HIE Data Supporting Value-Based Care Management in Colorado

Date: July 13th, 2016Category: CORHIO e-NewsletterTopics: Care Coordination, Population Health, Value-Based Care, Accountable Care

 

Community Health Partnership, an Accountable Care Organization in the Colorado Springs area, is utilizing data from the CORHIO health information exchange for care management and patient interventions.

 

Community Health Partnership in Colorado Springs is a large Regional Care Collaborative Organization (RCCO) working in four counties with more than 40 provider practices, area hospitals, community mental health centers, public health, EMS and others. They began enrolling Medicaid beneficiaries in 2011 and immediately set out to solve technology-related problems including insufficient claims data for timely patient intervention, difficulty identifying dual-eligible patients, and struggles with obtaining data for out-of-network encounters.

Supplementing Claims Data

In the beginning, Community Health Partnership relied on Medicaid claims data to achieve key performance indicators (KPIs), such as post-partum check-ups with new mothers. “For post-partum check-ups, we were having to do that off of claims data, which is impossible because the claims data is 3-4 months dated and the window for having the post-partum check was within a month,” says Jim Calanni, Chief Technology Officer at Community Health Partnership.

To work around the untimeliness of claims data, for certain purposes, Community Health Partnership worked with CORHIO to developed customized reports using HIE data to identify new births in their member population. Community Health Partnership’s member files are sent to CORHIO daily and automatically matched to find recent emergency department admits and discharges from participating hospitals in the network. Care managers use this real-time information for patient follow-up with the new mothers. Now with less reliance on the claims data, the process has been sped up and Community Health Partnership has improved this KPI.

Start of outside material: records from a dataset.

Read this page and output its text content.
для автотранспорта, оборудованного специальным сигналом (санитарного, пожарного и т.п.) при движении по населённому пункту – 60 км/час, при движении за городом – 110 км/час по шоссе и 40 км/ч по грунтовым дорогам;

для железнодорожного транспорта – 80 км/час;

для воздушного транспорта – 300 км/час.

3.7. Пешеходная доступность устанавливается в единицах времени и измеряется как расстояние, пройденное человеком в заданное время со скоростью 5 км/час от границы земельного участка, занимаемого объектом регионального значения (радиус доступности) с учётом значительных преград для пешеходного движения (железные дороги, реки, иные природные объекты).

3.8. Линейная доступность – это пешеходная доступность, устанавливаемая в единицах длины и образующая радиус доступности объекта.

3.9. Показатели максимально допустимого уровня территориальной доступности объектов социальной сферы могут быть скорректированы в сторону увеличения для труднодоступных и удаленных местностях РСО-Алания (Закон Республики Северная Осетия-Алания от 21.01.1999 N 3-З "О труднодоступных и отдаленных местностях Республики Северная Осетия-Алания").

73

Dual Medicare/Medicaid Patient Identification

As the Medicaid administrator for the second largest population in Colorado, it’s a contractual requirement for Community Health Partnership to complete service coordination plans for all Medicaid/Medicare eligible members within a short timeframe after an emergency department event. However, this information wasn’t readily available.

“Our care managers had certain data resources, like hospital discharge information, and state information, but it was too late, so we were having a hard time knowing when dual patients were having an event,” says Kim Ball, HIE Manager at Community Health Partnership. “On a typical monthly basis, our care coordinators looking at duals were getting notices on 6-12 patients a month. We suspected this was not accurate, but our team couldn’t figure out how to get better information.”

Community Health Partnership turned to CORHIO to develop an easy way to identify dual Medicare/Medicaid patients by applying Medicaid and Medicare ID numbers across their patient roster. This joint effort to identify dual-eligible patients increased visibility from an average of 10 to 300 patients in the first month alone. Now, Community Health Partnership is working with their care managers on improving care coordination for these previously unidentified patients.

Customized Encounter Notifications

Without visibility into real-time patient encounters that happen throughout the state, Community Health Partnership’s care managers can be unaware of recent hospital visits and changes in condition for their population of patients. So they worked with CORHIO to identify those patients who need intervention or follow-up from care using recent encounter and lab data. For example, they developed quantitative A1C reporting, including actual lab values, so care managers can monitor diabetes patient progress.

“We see much more value coming in these more timely reports from CORHIO,” says Ball.

Ongoing Partnership

Community Health Partnership’s goal is to achieve a fully interconnected healthcare community, meaning that every acute care hospital, outpatient clinic, physician practice and a multitude of ancillary providers in the Pikes Peak Region will be exchanging data. This will require a significant outreach effort in 2016 and beyond, combined with strong, continuous and long-term technical support and infrastructure provided by CORHIO. “It’s been a true partnership and collaborative effort,” says Calanni.

“CORHIO is a great partner and we’re learning from each other as we go. We’re not just putting out data, we’re making it actionable,” says Ball. “Different teams here need different datasets. We need to make it actionable for the people who need it.”